Another pandemic on the scale of Covid-19 is likely to strike the world within the next 60 years, researchers have warned, and they could become much more common.
Covid-19 is one of the deadliest viral outbreaks in more than a century, according to a team led by experts from the University of Padua in Italy, who studied the spread of diseases around the world over the past 400 years to predict future risk.
They found that statistically, extreme pandemics aren’t as rare as previously assumed, becoming more likely, and the next one will happen by 2080.
The US researchers found that the likelihood of a pandemic with similar impact to Covid-19, and on a similar global scale, is about two per cent in any year.
This means that someone born in the year 2000 would have about a 38 per cent chance of experiencing one, and will experience another by their 60th birthday.
They didn’t explore the reason behind the increasing risk, but say it is likely due to population growth, changes in food systems, environment degradation and more frequent contact between humans and disease-harbouring animals.
The team also found that the probability of another major pandemic is ‘only growing,’ and that we should be better prepared for future risks.
Another pandemic on the scale of Covid-19 is likely to strike the world within the next 60 years, researchers have warned, and they could become much more common
Study author Marco Marani and team used new statistical methods to measure the scale and frequency of disease outbreaks with no immediate medical intervention.

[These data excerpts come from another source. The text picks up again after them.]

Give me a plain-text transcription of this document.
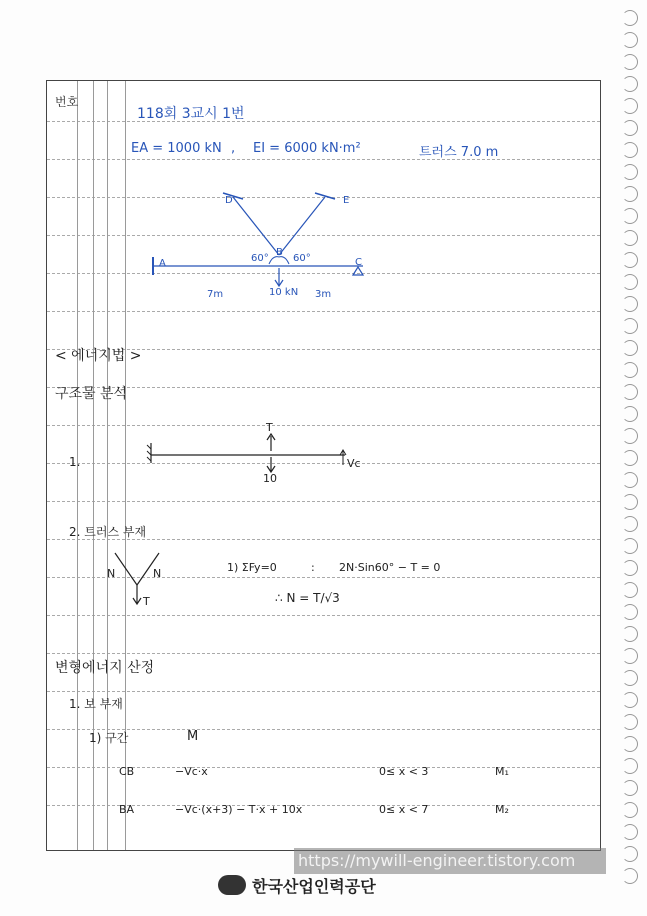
번호
118회 3교시 1번
EA = 1000 kN , EI = 6000 kN·m²	트러스 7.0 m
D	E
A
B
C
60° 60°
10 kN
7m	3m
< 에너지법 >
구조물 분석
1.
T
10
Vc
2. 트러스 부재
N	N
T
1) ΣFy=0	: 2N·Sin60° − T = 0
∴ N = T/√3
변형에너지 산정
1. 보 부재
1) 구간	M
CB	−Vc·x	0≤ x < 3	M₁
BA	−Vc·(x+3) − T·x + 10x	0≤ x < 7	M₂
https://mywill-engineer.tistory.com
한국산업인력공단
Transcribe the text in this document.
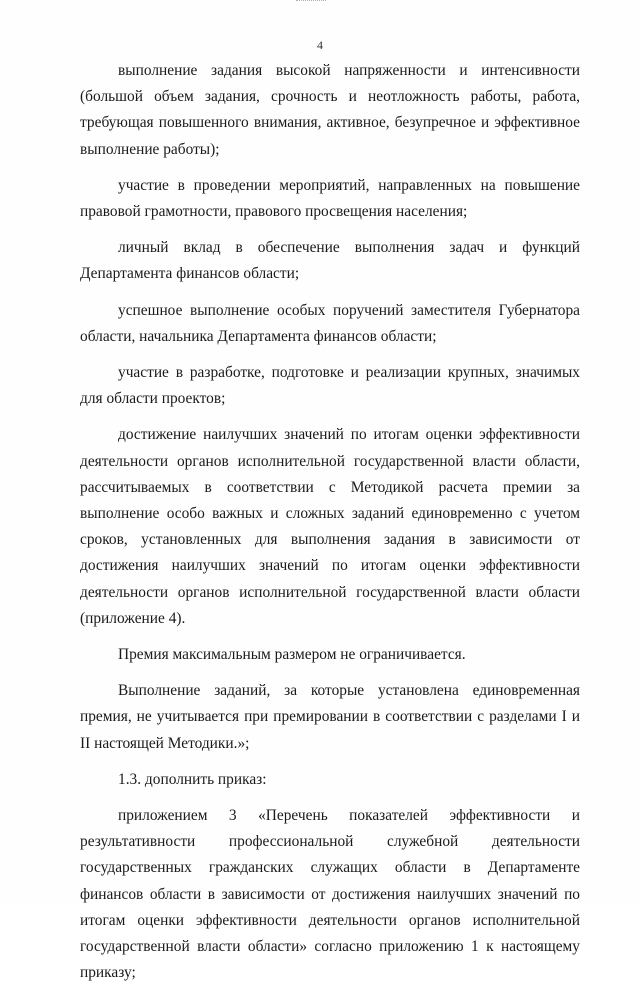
4

выполнение задания высокой напряженности и интенсивности (большой объем задания, срочность и неотложность работы, работа, требующая повышенного внимания, активное, безупречное и эффективное выполнение работы);

участие в проведении мероприятий, направленных на повышение правовой грамотности, правового просвещения населения;

личный вклад в обеспечение выполнения задач и функций Департамента финансов области;

успешное выполнение особых поручений заместителя Губернатора области, начальника Департамента финансов области;

участие в разработке, подготовке и реализации крупных, значимых для области проектов;

достижение наилучших значений по итогам оценки эффективности деятельности органов исполнительной государственной власти области, рассчитываемых в соответствии с Методикой расчета премии за выполнение особо важных и сложных заданий единовременно с учетом сроков, установленных для выполнения задания в зависимости от достижения наилучших значений по итогам оценки эффективности деятельности органов исполнительной государственной власти области (приложение 4).

Премия максимальным размером не ограничивается.

Выполнение заданий, за которые установлена единовременная премия, не учитывается при премировании в соответствии с разделами I и II настоящей Методики.»;

1.3. дополнить приказ:

приложением 3 «Перечень показателей эффективности и результативности профессиональной служебной деятельности государственных гражданских служащих области в Департаменте финансов области в зависимости от достижения наилучших значений по итогам оценки эффективности деятельности органов исполнительной государственной власти области» согласно приложению 1 к настоящему приказу;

Their analysis covered plague, smallpox, cholera, typhus and a range of new influenza viruses over the past four centuries.
They found considerable variability in the rate at which pandemics have occurred in the past, but also found patterns in the outbreak frequency.
This allowed them to predict the chance of similar-scale events happening again.
‘The most important takeaway is that large pandemics like COVID-19 and the Spanish flu are relatively likely,’ said co-author William Pan, from Duke University.
‘Understanding that pandemics aren’t so rare should raise the priority of efforts to prevent and control them in the future.’
In the case of the deadliest pandemic in modern history, Spanish Flu, which killed over 30 million people from 1918 to 1920, the risk of a similar event happening again ranged from 0.3 per cent to 1.9 per cent per year.
Taken another way, those figures mean it is statistically likely that a pandemic of such extreme scale would occur within the next 400 years.
The team also found that the risk of intense outbreaks, that is those on a scale similar to Covid-19 or the Spanish Flu, is growing rapidly.
They looked at the increasing rate at which new pathogens such as SARS-CoV-2 have broken loose in human populations in the past 50 years as part of the new research.
This revealed that the probability of new disease outbreaks will likely grow three-fold in the next few decades.
Using this increased risk factor, Marani and colleagues estimate that a pandemic similar in scale to Covid-19 is likely within a span of 59 years, a result they write is ‘much lower than intuitively expected.’
They also calculated the probability of a pandemic capable of eliminating all human life, finding it statistically likely within the next 12,000 years.
‘That is not to say we can count on a 59-year reprieve from a Covid-like pandemic, nor that we’re off the hook for a calamity on the scale of the Spanish flu for another 300 years,’ according to paper co-author Gabriel Katul from Duke.
‘Such events are equally probable in any year during the span,’ he explained, adding that when a 100-year flood occurs today, ‘one may erroneously presume that one can afford to wait another 100 years before experiencing another such event.
‘This impression is false. One can get another 100-year flood the next year.’
Covid-19 is one of the deadliest viral outbreaks in more than a century, according to a team led by experts from the University of Padua in Italy, who studied the spread of diseases around the world over the past 400 years to predict future risk
Pan says outbreaks are becoming more frequent in part due to population growth, changes in food systems, environment degradation and more frequent contact between humans and disease-harbouring animals.
He said the statistical analysis sought only to characterise the risks, not to explain what is driving them, but hopes it will spark deeper exploration of those reasons.
‘This points to the importance of early response to disease outbreaks and building capacity for pandemic surveillance at the local and global scales,’ said Pan.
‘As well as for setting a research agenda for understanding why large outbreaks are becoming more common,’ he added.
The findings have been published in the journal Proceedings of the National Academy of Sciences.